A transformação pode ser notada, principalmente, no 1º e no 2º piso do prédio sinuoso projetado pelo arquiteto Alfredo Mathias nos anos 60. Um dos que iniciaram o movimento de renovação, em 2002, foi Mauro Sinzato. Ele fechou sua loja de discos para investir na grife de roupas Consulado do Rock. Com licença para estampar marcas como AC/DC, The Beatles e U2, sua empresa chega a vender, às vésperas das grandes turnês, mais de 10.000 camisetas de uma única banda no atacado e no varejo. “O mercado se profissionalizou e o público atualmente tem mais opções”, comenta Sinzato.
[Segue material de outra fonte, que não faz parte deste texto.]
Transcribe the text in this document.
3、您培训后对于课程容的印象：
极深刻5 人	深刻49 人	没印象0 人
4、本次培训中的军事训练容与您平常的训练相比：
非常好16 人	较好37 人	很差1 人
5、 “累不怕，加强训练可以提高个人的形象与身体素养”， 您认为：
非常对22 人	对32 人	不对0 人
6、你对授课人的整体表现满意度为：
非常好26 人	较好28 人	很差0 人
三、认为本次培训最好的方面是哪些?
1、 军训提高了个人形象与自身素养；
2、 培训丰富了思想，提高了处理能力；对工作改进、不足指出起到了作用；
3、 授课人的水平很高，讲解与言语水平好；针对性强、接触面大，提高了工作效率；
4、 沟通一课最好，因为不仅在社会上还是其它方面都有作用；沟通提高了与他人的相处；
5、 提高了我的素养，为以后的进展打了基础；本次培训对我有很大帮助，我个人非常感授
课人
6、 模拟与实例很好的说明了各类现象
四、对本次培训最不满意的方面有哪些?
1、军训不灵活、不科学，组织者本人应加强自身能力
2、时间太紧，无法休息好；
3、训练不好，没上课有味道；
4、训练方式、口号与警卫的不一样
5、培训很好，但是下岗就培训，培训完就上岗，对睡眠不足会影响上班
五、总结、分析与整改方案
Há, é claro, os tradicionalistas que reclamam de tantas novidades. “O edifício está descaracterizado, virou um shopping center”, queixa-se Moacir Febraio, gerente da Aqualung, loja de discos de bandas progressivas como Yes e Pink Floyd, em atividade desde 1990. Ele atribui parte da transformação à novela Tempos Modernos, exibida pela TV Globo no ano passado, que tinha a galeria como um de seus cenários. “O movimento aumentou muito, mas são pessoas que não vêm para comprar, e sim para conhecer um point turístico.” Nostalgia à parte, o fato de o endereço agregar novas tribos ao grupo de “malucos beleza” que ali sempre bateu cartão parece vital hoje à sua sobrevivência. “A turma que está chegando traz um oxigênio novo ao negócio”, resume o síndico Souza Neto.